Faute de préjudice concret, le gouvernement s’est rabattu sur un argument de principe : toute décision judiciaire suspendant une action gouvernementale constituerait « une intrusion indue d’un tribunal fédéral dans le fonctionnement d’un pouvoir coordonné du gouvernement « . La juge Reyes rejette cette logique : « Cet argument, poussé à sa conclusion logique, revient à dire que chaque fois qu’un tribunal suspend une action gouvernementale, le gouvernement subit un préjudice irréparable. Ce n’est pas le standard applicable. « 

Le raisonnement de la Cour suprême retourné contre le gouvernement

La juge Reyes invoque ensuite une décision récente de la Cour suprême elle-même — Trump v. Wilcox — pour retourner la logique du gouvernement contre lui. Dans cette affaire, la Cour suprême ne s’était pas arrêtée à la probabilité de succès au fond : elle avait pesé les préjudices comparés entre les deux parties. La juge applique le même raisonnement au cas présent.

« Les plaignants et les autres bénéficiaires haïtiens du TPS font face à un risque de préjudice plus grand du fait d’une ordonnance permettant au gouvernement de les renvoyer vers une « tempête parfaite de souffrance » que le gouvernement n’en subit du maintien du statu quo « , écrit-elle.
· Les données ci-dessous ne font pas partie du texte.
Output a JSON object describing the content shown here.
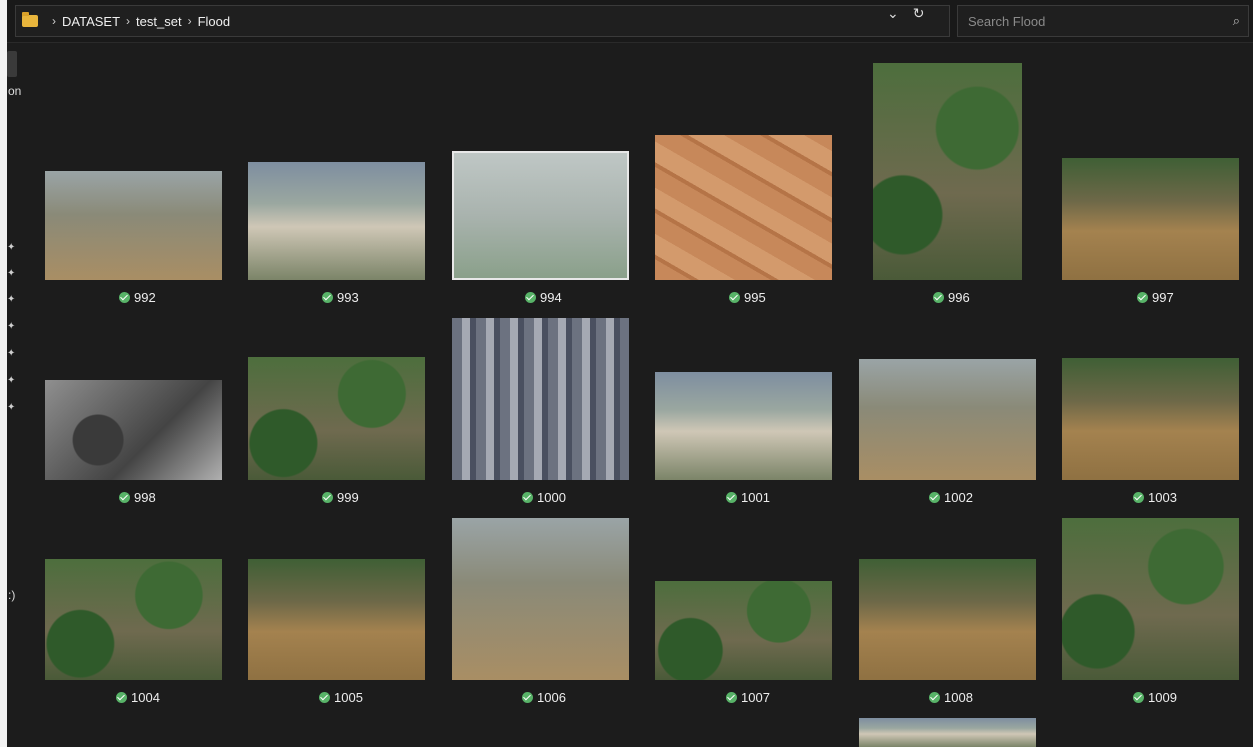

Sur la question de la stabilité, la juge utilise un autre passage de la décision Wilcox, dans lequel la Cour suprême avait estimé qu’une suspension était appropriée pour « éviter l’effet perturbateur du retrait et de la réintégration répétés  » pendant la durée du litige. La juge retourne ce raisonnement : ici, accorder une suspension causerait de la perturbation. « En effet, avec près de 353 000 titulaires du TPS ayant un statut légal, puis le perdant du jour au lendemain, puis le regagnant potentiellement, cela provoquerait le chaos. « 

Cette décision est désormais versée au dossier devant le panel de trois juges de la Cour d’appel du circuit de D.C. — Justin R. Walker, Florence Y. Pan et Bradley N. Garcia — qui doit statuer sur la demande de suspension d’urgence du gouvernement. Le mémoire en réplique du gouvernement devait être déposé le 19 février. La décision du panel déterminera si les protections des 353 000 bénéficiaires haïtiens du TPS sont maintenues pendant la durée de l’appel.

La décision de la juge Reyes corrige directement ce qu’elle considère comme une déformation de ses conclusions dans le mémoire d’appel du gouvernement, fournit un raisonnement juridique supplémentaire à la cour d’appel, et réaffirme sa position : le gouvernement n’a aucun intérêt légitime à faire appliquer une révocation qu’elle juge vraisemblablement illégale.

L’affaire Miot v. Trump (dossier n° 25-cv-02471) est suivie devant le tribunal fédéral du district de Columbia. La décision de la juge Reyes (document 135) a été rendue le 23 février 2026.